Screening History (1992)

by Gore Vidal

Screening History is a collection of three autobiographical essays by Gore Vidal that revolve around his experience of film. Reading the book is a one of a kind experience in itself. Vidal weaves the display of history on the screen with his own history during the Great Depression, then World War Two and finally, his own attempts at creating drama for the screen in television and film. It’s a fascinating mélange of topics that all relate to each other in a very conversational way and provide real insight on the true nature of society by a man who is utterly unafraid to tell it like it is, and at the same time seems to have no self-pity about it, which is not only refreshing but surprising. The through line however, remains history. “From earliest days, the movies have been screening history, and if one saw enough movies, one learned quite a lot of simple-minded history . . . In retrospect, it is curious how much history was screened in those days.” At the time his essays were written, films and television had seemingly abandoned history for contemporary themes and stories. But Vidal even managed to see that in a positive light as well. “Fortunately, with time even the most contemporary movie undergoes metamorphosis, becomes history as we get to see real life as it was when the film was made . . .”

The first essay is The Prince and the Pauper and it begins with Vidal as a child, growing up devouring literature but at the same time fascinated with the movies. But it is also a critical look at the anti-intellectualism of the time. Not only had literature gone out of fashion (as it has continued to do) but films had replaced literature as the connective tissue of the society: “Movies are the lingua franca of the twentieth century . . . Today, where literature was movies are . . . Art is now sight and sound; and the books are shut.” What really stands out about his reminiscences, however, is the way in which films were watched when he was a boy. “It must be recalled that in those days if you saw a movie once, that was that. Odds were slim that you would ever see it again . . . since we knew that we would have only the one encounter, we learned how to concentrate totally.” Vidal equates the film itself, a frothy Errol Flynn essay of the Mark Twain classic by Warner Brothers, with his own experience of the Depression. He himself was a prince who grew up in a privileged household and yet all at once became aware that there were others less fortunate than himself and his family, a country full of paupers. He ends the essay by looking at death, especially as the young prince is nearly executed, not for answers but for a reiteration of the idea of a satisfying acknowledgement of cessation of existence that is almost impossible for young children to understand.

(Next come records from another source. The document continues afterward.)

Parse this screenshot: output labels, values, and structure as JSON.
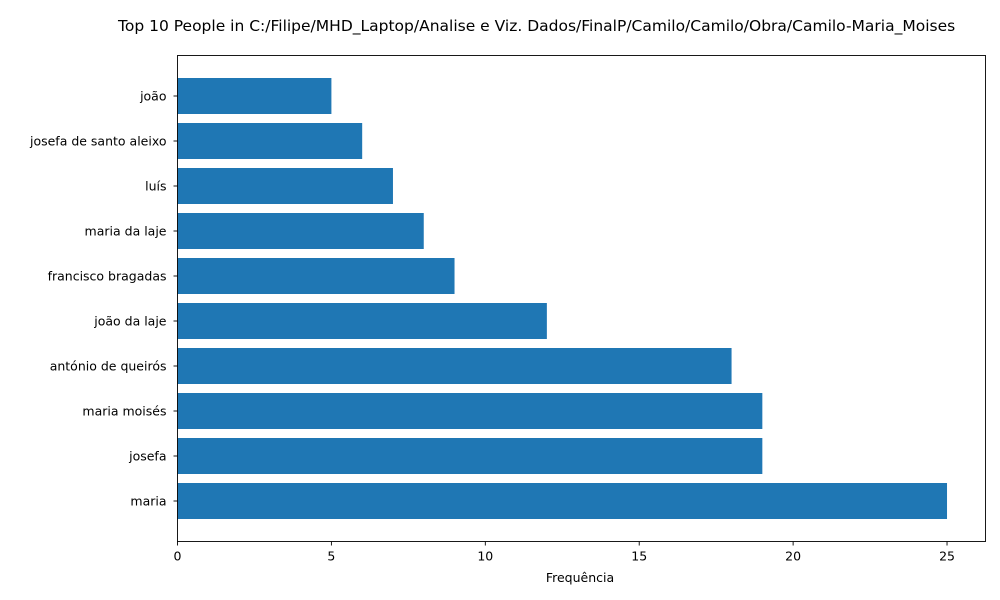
{
  "chart_data": {
    "type": "bar",
    "orientation": "horizontal",
    "title": "Top 10 People in C:/Filipe/MHD_Laptop/Analise e Viz. Dados/FinalP/Camilo/Camilo/Obra/Camilo-Maria_Moises",
    "xlabel": "Frequência",
    "ylabel": "",
    "categories": [
      "maria",
      "josefa",
      "maria moisés",
      "antónio de queirós",
      "joão da laje",
      "francisco bragadas",
      "maria da laje",
      "luís",
      "josefa de santo aleixo",
      "joão"
    ],
    "values": [
      25,
      19,
      19,
      18,
      12,
      9,
      8,
      7,
      6,
      5
    ],
    "xlim": [
      0,
      26.25
    ],
    "xticks": [
      0,
      5,
      10,
      15,
      20,
      25
    ],
    "bar_color": "#1f77b4",
    "grid": false,
    "legend": "none"
  }
}
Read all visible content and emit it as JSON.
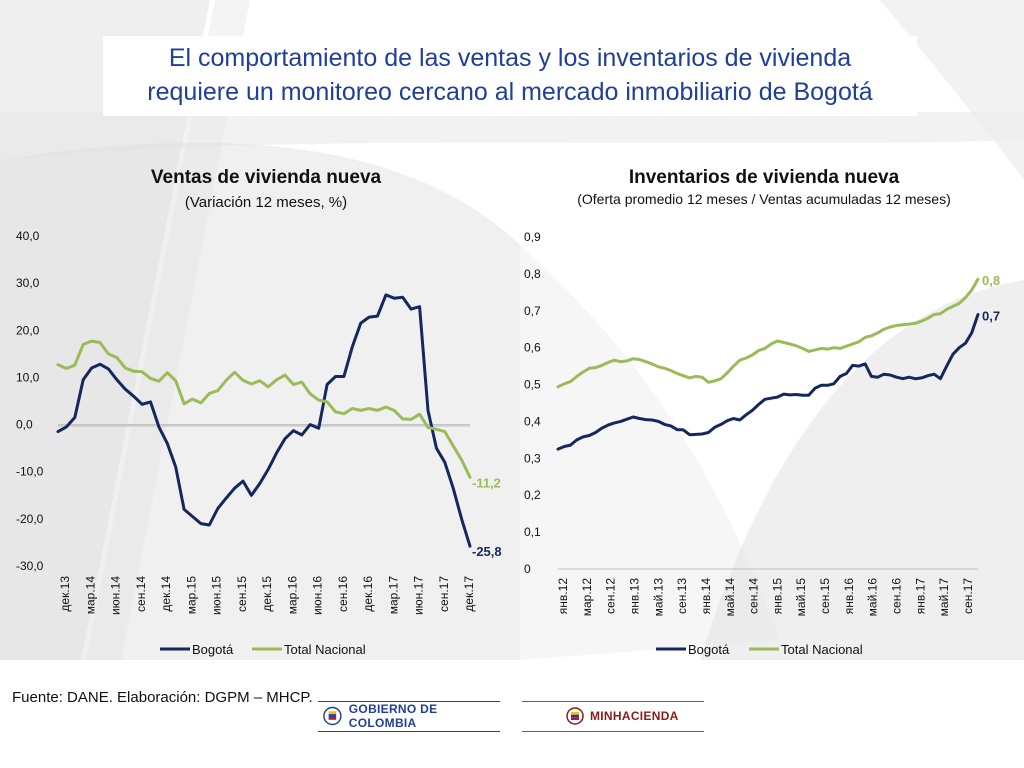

Vidal’s second essay concerns the British film Fire Over England, but only in the way that England once again manipulated the United States into war. His larger aim is not only to recount his own memories of adolescence during the war but to look at the role of the media in shaping (Vidal would probably say creating) our view of everything outside our personal experience. “I may have given the impression that I was going to confine myself to those ninety-minute entertainments that were screened in the theaters of my youth. Actually, my subject is how, through ear and eye, we are both defined and manipulated by fictions of such potency that they are able to replace our own experience, often becoming our sole experience of reality.” During the Depression Vidal notes how all of Hollywood seemed to be under the thrall of Britain. There were films in the very early thirties about American icons, like W.D. Griffith’s Abraham Lincoln from 1930, or Warner Brothers’ Alexander Hamilton from the following year, but overall, “On our screens, in the thirties, it seemed as if the only country on earth was England and there were no great personages who were not English, or impersonated by English Actors.” As far as the film itself goes, Fire Over England is concerned with the ever-present Hollywood contention between the England of Elizabeth I and King Philip of Spain, a convenient substitute for the England of George VI and Hitler’s Germany. “Historical pieces could always conceal messages, since studios were certain that nothing that happened then could every have anything at all to do with now.”

In his essay on Lincoln, Vidal bemoans the lack of American icons in film and recounts his simultaneous obsession with the sixteenth president. And yet again, none of that really culminates in discussing his own novel, Lincoln, or the subsequent TV movie made of the book. Interestingly, his first real point is about Jefferson and his atheistic emphasis on the living rather than the dominant religious view in our country, “a sectarian society such as ours where we are expected to endure meekly our brief transit through a vale of tears en route to an eternity of bliss.” After that he reminisces about his army experience during the war and the death of FDR. This is followed by some of the television dramas and Hollywood screenplays he wrote but all overlaid with the inability of the motion picture industry to really delve into American mythology in any meaningful way. “The black population always got the point to the slave-owning Virginia founding fathers, which means that our history, properly screened, is a potential hornet’s nest.” Though HBO would go on to produce a remarkable series on the country’s founding, John Adams, the industry has yet to deal with Washington and Jefferson in any definitive way. Screening History is a remarkable reminiscence, and while Hollywood only figures into the narrative tangentially, it is a remarkable work and easily recommended.